The former head of the CIA and the National Security Agency, General Michael Hayden has said that the reforms recently announced by president Barack Obama to tackle mass surveillance are limited, as they allow the spy agency "a pretty big box" in which to continue to operate.
Hayden was reported by the Guardian as speaking at an Oxford University lecture, when he said that while some of the reforms would be onerous for the NSA, the agency still had room to manoeuvre, enabling it to continue to collect metadata.
The former NSA chief said that Obama's reforms to ensure that phone calls of friendly leaders would not be listened to would be adhered to until the US saw fit to hack into the systems once again.
"I guess what I am saying is this president, who most people view as being quite different than his predecessor, doubled down on a programme being done under his predecessor. He gave the American intelligence community a pretty big box," Hayden said.
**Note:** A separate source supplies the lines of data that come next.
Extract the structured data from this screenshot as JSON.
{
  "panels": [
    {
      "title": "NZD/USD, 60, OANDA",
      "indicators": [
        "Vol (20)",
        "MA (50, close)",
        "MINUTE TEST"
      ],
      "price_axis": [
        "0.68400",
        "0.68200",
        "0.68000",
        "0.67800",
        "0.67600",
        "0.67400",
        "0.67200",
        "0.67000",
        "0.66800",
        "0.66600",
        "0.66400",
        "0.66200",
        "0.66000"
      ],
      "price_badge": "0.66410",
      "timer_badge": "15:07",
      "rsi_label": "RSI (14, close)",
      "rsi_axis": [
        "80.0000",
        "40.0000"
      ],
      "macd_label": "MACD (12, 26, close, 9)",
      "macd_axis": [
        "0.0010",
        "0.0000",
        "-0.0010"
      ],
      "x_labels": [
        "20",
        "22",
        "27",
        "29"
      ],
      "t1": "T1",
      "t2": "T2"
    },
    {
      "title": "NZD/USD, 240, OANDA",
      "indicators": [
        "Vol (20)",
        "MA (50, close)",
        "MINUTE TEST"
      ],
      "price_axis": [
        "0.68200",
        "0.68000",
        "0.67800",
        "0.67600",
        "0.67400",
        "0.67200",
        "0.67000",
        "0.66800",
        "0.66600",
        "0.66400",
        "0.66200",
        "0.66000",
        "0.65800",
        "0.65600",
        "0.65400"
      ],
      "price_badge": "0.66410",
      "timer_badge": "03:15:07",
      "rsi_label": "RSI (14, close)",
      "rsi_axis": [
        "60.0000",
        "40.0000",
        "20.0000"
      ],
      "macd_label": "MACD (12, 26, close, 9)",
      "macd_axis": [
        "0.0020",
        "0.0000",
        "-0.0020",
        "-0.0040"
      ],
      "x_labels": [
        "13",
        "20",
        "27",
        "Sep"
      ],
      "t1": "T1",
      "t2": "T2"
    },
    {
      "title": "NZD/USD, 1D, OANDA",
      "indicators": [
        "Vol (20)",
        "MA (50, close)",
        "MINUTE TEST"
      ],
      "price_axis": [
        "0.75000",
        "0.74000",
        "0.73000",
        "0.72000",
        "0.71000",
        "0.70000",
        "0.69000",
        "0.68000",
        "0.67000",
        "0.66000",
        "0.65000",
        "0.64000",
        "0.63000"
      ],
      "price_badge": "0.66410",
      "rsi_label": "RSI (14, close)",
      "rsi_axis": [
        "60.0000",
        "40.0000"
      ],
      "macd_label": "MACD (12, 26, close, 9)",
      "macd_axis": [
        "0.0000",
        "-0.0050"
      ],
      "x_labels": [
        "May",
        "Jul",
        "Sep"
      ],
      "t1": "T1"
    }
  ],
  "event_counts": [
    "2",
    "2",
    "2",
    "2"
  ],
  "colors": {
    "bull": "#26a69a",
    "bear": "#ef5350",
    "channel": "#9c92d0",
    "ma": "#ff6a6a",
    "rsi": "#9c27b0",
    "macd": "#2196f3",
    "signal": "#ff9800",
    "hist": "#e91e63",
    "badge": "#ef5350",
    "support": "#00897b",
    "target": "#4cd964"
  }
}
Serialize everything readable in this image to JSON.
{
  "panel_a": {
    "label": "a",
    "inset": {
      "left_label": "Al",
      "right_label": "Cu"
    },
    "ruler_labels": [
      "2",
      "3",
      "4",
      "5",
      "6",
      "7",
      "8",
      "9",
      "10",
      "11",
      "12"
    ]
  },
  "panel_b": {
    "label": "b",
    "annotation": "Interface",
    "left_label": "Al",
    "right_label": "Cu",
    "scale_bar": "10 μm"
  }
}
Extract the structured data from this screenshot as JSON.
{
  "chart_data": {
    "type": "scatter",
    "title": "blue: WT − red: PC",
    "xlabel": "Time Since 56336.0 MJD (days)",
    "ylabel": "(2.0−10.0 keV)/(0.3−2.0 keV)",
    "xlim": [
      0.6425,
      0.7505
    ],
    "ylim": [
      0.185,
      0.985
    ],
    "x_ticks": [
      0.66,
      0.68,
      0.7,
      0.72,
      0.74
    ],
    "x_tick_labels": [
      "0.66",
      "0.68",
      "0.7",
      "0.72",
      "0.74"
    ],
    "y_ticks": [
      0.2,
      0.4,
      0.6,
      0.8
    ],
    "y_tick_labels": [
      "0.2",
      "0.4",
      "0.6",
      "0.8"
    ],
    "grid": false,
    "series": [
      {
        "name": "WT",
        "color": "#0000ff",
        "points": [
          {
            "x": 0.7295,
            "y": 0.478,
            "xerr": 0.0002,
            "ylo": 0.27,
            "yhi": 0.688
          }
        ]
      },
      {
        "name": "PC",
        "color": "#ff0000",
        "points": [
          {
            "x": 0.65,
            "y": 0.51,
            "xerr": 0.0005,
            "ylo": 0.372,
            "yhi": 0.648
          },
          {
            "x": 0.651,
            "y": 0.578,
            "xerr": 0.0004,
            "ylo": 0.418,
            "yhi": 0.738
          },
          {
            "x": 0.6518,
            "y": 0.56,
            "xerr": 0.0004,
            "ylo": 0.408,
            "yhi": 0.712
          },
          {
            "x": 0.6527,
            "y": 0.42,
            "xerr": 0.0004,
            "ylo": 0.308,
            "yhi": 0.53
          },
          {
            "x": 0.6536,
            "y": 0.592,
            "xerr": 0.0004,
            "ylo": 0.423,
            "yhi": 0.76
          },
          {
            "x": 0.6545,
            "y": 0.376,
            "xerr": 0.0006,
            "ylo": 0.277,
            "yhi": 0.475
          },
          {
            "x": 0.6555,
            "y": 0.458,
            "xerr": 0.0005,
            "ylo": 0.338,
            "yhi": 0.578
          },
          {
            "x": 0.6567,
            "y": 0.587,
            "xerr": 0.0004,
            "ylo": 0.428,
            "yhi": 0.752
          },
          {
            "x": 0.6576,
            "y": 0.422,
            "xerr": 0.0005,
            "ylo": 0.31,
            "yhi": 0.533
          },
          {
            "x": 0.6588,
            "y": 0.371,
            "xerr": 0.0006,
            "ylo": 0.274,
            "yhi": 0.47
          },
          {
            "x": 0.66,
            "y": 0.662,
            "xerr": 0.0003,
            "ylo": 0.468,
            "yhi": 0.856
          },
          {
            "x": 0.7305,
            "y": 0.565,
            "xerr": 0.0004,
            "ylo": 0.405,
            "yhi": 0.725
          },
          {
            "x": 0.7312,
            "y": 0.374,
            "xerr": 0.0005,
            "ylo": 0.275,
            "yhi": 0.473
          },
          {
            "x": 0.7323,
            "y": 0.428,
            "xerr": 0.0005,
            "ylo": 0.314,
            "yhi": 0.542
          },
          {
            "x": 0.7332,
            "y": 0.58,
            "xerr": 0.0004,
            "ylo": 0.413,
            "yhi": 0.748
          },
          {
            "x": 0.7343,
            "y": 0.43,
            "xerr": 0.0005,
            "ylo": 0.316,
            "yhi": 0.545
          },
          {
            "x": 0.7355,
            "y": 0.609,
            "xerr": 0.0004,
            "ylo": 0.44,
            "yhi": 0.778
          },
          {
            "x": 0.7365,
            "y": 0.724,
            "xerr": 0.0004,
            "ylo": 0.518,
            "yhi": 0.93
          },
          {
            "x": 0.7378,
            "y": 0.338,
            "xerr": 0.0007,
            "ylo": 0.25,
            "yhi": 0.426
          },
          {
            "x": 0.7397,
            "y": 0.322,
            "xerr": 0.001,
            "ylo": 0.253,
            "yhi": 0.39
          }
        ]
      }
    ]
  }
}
"The president is essentially trading some restraint, some oversight, in order to keep on doing fundamentally what he has been doing."
Hayden also believes that it is very unlikely NSA whistleblower Edward Snowden would be offered a plea bargain.
He explained that there was little enthusiasm inside the US government for a deal for Snowden, unlike other deals with whistleblowers in the past.
When asked whether Snowden would be allowed back into the US without a substantial prison sentence in exchange for a return of the thousands of leaked documents that he holds, Hayden said: "There have been arrangements but I do not think there is a lot of enthusiasm inside the US for that kind of deal."
Hayden accused the Guardian, the Washington Post and Der Spiegel, who have all obtained some of the leaked documents from Snowden, for exaggerating the issues, but said they have accelerated "a necessary and frankly inevitable discussion", before adding that the discussion itself had been "misshaped" by the media.